Satiation: The marginal value a person gets from each commodity falls with the number of units. This is also called convexity. If one has much of something, one is not very happy with even more (but, according to the previous assumption, still a little).

Robotic behaviour: This seems separate from the other "rationality" criteria above. This is the assumption that a consumer not only can order options according to preference, but acts on such a utility-based rationale rather than, say, primarily out of habit or subject to an influence like "training" (e.g. due to marketing). In other words, the relationship between "utility" and effective "preference" is quietly assumed, in contradiction to what any psychologist or advertising agent knows. In reality, people making choices are well aware that they are not acting on the sum of their knowledge, but rather on habit, bias, and impulse as well. Consumers do not make their purchase decisions all at once, and thus do not have a "budget line" for most decisions. This "irrationality" applies to mass behaviour (subject to "fashion") even more than it does to individuals. Note however that a preference based on habit, bias or fashion does not necessarily contradict the theory.

Independence of budget and desires: It is assumed that consumers do not have control over the amount of their income. In reality, many people are in a position to earn extra income when they need to purchase something big, and to emphasize work which does not earn monetary compensation when they have enough.

Independence of purchase choices from non-monetary choices: More generally, since the given formalism is used to represent money-transactions only --- i.e. in the context of a market --- there is an assumption that a consumer's set of choices which concern monetary costs is entirely independent from the set of choices which do not have any cost involved. Instead, humans are social beings and thus use heuristics such as morality and social influence to make these decisions. If this is true, the rational choice theory cannot be repaired with any perturbation; it is simply inapplicable.
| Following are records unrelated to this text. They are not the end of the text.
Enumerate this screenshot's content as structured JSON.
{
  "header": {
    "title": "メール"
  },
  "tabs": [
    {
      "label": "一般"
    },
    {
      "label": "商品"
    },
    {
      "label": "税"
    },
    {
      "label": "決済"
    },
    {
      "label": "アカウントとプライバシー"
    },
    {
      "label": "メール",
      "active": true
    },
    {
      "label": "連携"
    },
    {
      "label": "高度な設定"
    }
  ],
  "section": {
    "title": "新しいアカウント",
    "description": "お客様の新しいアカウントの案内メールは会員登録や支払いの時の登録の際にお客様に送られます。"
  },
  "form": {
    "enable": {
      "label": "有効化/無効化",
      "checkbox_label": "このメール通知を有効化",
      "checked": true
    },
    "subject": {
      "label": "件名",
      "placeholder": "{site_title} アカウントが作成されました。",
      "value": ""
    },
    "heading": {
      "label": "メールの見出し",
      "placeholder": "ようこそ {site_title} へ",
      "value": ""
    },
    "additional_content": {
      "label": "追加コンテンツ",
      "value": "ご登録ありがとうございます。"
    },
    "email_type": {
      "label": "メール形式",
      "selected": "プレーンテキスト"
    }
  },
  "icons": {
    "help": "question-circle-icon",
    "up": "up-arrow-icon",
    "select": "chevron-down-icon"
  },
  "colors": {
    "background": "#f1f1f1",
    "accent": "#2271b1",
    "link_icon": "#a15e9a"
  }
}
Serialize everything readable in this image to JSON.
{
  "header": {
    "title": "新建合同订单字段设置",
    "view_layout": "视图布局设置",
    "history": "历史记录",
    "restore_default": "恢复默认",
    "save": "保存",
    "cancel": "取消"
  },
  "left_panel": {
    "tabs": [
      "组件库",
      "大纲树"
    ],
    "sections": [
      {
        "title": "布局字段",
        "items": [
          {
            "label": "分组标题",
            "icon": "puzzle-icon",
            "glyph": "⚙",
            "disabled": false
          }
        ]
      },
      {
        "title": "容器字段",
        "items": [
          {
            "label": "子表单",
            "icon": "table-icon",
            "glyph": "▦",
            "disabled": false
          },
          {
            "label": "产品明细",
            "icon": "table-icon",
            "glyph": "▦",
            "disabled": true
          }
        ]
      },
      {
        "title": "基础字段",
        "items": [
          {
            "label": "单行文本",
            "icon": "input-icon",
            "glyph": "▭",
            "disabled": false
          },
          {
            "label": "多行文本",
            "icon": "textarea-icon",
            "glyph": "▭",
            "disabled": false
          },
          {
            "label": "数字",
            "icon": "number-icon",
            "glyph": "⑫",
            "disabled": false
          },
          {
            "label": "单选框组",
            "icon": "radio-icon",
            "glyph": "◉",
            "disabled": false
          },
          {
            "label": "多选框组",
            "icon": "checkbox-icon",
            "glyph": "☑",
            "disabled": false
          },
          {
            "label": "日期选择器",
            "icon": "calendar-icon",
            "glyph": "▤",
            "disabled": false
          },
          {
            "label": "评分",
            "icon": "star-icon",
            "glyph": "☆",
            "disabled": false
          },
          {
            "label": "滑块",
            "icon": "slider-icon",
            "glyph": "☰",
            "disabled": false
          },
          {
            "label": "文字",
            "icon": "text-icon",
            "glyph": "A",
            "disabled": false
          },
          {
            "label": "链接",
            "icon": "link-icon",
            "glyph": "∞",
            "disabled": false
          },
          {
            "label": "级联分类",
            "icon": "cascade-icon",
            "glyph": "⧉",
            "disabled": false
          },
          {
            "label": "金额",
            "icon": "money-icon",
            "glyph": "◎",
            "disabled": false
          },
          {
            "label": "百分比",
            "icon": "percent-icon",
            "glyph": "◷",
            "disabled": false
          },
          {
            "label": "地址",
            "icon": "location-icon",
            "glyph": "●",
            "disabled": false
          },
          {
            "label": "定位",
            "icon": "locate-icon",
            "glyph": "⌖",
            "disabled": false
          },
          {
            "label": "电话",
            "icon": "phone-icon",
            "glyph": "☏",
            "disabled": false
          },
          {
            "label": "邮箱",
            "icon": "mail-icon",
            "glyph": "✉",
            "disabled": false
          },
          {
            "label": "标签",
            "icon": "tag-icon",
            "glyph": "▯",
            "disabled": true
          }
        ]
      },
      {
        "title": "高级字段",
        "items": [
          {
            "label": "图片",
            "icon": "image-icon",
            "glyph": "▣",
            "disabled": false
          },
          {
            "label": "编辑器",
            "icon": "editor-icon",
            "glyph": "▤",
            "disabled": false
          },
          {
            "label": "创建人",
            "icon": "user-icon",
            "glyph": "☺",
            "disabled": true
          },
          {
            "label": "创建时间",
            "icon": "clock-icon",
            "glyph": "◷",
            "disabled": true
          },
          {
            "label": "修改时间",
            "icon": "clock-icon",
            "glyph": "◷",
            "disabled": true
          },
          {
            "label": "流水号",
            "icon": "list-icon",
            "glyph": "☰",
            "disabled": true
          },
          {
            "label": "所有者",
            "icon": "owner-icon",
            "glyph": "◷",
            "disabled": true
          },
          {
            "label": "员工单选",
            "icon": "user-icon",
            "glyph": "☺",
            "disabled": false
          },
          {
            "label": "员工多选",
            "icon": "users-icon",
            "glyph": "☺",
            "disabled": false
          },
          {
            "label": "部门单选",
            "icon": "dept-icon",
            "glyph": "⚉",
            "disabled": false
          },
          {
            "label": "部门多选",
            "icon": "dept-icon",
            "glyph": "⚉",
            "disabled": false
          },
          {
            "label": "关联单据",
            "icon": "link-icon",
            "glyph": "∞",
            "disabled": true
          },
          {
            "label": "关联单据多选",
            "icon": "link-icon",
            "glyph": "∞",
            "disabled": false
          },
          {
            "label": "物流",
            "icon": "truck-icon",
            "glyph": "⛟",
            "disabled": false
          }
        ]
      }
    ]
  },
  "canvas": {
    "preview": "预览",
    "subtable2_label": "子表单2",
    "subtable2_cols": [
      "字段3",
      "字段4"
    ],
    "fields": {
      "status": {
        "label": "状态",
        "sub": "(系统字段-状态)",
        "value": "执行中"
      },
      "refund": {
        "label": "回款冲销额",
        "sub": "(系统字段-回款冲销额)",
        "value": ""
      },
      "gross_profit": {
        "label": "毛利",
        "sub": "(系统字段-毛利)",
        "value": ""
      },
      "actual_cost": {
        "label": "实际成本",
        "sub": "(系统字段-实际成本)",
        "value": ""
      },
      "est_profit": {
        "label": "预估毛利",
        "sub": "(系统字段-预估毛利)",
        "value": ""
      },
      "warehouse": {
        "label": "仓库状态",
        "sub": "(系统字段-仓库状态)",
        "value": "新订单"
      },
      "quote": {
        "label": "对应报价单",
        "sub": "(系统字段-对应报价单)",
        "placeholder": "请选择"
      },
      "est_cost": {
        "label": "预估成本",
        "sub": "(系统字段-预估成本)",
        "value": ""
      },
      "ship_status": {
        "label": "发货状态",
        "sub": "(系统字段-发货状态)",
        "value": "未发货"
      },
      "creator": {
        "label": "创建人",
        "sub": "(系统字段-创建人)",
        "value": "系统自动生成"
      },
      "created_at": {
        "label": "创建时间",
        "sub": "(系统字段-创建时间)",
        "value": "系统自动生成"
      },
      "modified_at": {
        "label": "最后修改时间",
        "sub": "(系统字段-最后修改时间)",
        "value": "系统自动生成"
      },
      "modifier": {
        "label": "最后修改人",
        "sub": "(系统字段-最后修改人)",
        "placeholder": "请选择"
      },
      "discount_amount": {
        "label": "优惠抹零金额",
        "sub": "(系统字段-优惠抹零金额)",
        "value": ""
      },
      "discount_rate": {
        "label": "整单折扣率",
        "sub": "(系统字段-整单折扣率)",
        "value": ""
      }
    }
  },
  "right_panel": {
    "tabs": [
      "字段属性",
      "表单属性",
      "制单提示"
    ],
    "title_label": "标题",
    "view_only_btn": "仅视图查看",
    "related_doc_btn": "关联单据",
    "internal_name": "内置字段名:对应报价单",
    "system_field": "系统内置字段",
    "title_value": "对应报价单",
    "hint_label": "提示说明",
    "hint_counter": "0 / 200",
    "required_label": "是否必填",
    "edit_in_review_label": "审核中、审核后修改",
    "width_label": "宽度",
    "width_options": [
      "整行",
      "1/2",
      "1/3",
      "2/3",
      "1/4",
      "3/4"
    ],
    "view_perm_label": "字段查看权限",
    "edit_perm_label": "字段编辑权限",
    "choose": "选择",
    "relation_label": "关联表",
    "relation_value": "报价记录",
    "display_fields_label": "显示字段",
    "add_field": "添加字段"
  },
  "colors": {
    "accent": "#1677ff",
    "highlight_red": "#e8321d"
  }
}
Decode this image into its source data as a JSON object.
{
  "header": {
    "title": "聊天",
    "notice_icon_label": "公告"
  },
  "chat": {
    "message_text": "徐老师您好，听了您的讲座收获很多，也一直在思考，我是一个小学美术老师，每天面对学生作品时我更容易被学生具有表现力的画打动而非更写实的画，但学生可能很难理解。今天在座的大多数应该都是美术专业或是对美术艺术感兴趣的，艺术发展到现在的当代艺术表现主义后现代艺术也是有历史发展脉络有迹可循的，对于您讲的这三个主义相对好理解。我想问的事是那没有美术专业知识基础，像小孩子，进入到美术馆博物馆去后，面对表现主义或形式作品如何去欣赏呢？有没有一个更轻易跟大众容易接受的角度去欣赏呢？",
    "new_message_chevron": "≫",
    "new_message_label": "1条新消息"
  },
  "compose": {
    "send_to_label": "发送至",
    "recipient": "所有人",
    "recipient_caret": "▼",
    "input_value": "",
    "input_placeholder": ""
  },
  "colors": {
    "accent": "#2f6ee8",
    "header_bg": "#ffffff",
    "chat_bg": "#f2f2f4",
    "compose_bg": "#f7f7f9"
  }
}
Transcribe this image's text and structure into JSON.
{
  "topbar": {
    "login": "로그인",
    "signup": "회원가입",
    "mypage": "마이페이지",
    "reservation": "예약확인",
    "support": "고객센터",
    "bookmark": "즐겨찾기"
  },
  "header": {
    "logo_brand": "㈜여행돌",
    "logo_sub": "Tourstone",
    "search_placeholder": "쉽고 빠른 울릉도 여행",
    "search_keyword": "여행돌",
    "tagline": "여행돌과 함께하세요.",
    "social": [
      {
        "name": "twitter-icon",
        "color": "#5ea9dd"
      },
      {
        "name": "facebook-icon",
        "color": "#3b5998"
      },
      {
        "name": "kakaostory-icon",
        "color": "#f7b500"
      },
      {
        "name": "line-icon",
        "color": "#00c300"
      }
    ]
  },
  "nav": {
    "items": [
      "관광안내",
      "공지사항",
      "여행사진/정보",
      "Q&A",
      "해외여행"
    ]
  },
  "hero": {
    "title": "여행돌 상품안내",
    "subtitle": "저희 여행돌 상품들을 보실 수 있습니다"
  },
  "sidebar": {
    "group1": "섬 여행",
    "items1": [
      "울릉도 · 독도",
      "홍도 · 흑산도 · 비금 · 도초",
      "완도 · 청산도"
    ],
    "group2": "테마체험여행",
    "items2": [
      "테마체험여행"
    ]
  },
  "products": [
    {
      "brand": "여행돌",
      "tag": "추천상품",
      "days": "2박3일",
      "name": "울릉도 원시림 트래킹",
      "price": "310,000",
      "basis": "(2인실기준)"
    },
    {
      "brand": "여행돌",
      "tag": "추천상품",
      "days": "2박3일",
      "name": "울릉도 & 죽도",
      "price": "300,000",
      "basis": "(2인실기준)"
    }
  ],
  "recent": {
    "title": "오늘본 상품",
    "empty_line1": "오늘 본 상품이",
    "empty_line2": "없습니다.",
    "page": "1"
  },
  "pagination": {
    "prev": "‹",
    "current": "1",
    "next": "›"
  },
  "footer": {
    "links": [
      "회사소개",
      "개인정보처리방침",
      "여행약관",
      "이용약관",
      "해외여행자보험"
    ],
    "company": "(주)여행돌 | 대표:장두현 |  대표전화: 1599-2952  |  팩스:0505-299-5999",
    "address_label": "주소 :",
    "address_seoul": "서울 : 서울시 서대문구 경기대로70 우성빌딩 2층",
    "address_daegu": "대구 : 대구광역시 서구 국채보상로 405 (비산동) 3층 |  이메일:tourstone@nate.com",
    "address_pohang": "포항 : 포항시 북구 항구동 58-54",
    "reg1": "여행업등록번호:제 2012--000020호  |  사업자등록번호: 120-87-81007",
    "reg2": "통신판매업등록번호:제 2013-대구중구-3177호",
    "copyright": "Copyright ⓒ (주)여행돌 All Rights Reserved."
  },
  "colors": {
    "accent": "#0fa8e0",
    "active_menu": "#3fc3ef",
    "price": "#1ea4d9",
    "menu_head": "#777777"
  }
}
Example Indifference Curves

Below is an example of three indifference curves:

The consumer would rather be on I3 than I2, and would rather be on I2 than I1, but does not care where they are on each indifference curve. The slope of an indifference curve, known by economists as the marginal rate of substitution, shows the rate at which consumers are willing to give up one good in exchange for more of the other good. For most goods the marginal rate of substitution is not constant so their indifference curves are curved. The curves are convex to the origin indicating a diminishing marginal rate of substitution.

If the goods are perfect substitutes then the indifference curves will be parallel lines since the consumer would be willing to trade at a fixed ratio. The marginal rate of substitution is constant.

If the goods are perfect complements then the indifference curves will be angled. An example would be something like if you had a cookie recipe that called for 3 cups flour to 1 cup sugar. No matter how much extra flour you had, you still could not reach a higher cookie level if there was not enough sugar. Another example of perfect complements is a left shoe and a right shoe. The consumer is no better off having several right shoes if she has only one left shoe. Additional right shoes have zero marginal utility without more left shoes. The marginal rate of substitution is either zero or infinite.

Consumer theory uses indifference curves and budget constraints to produce consumer demand curves.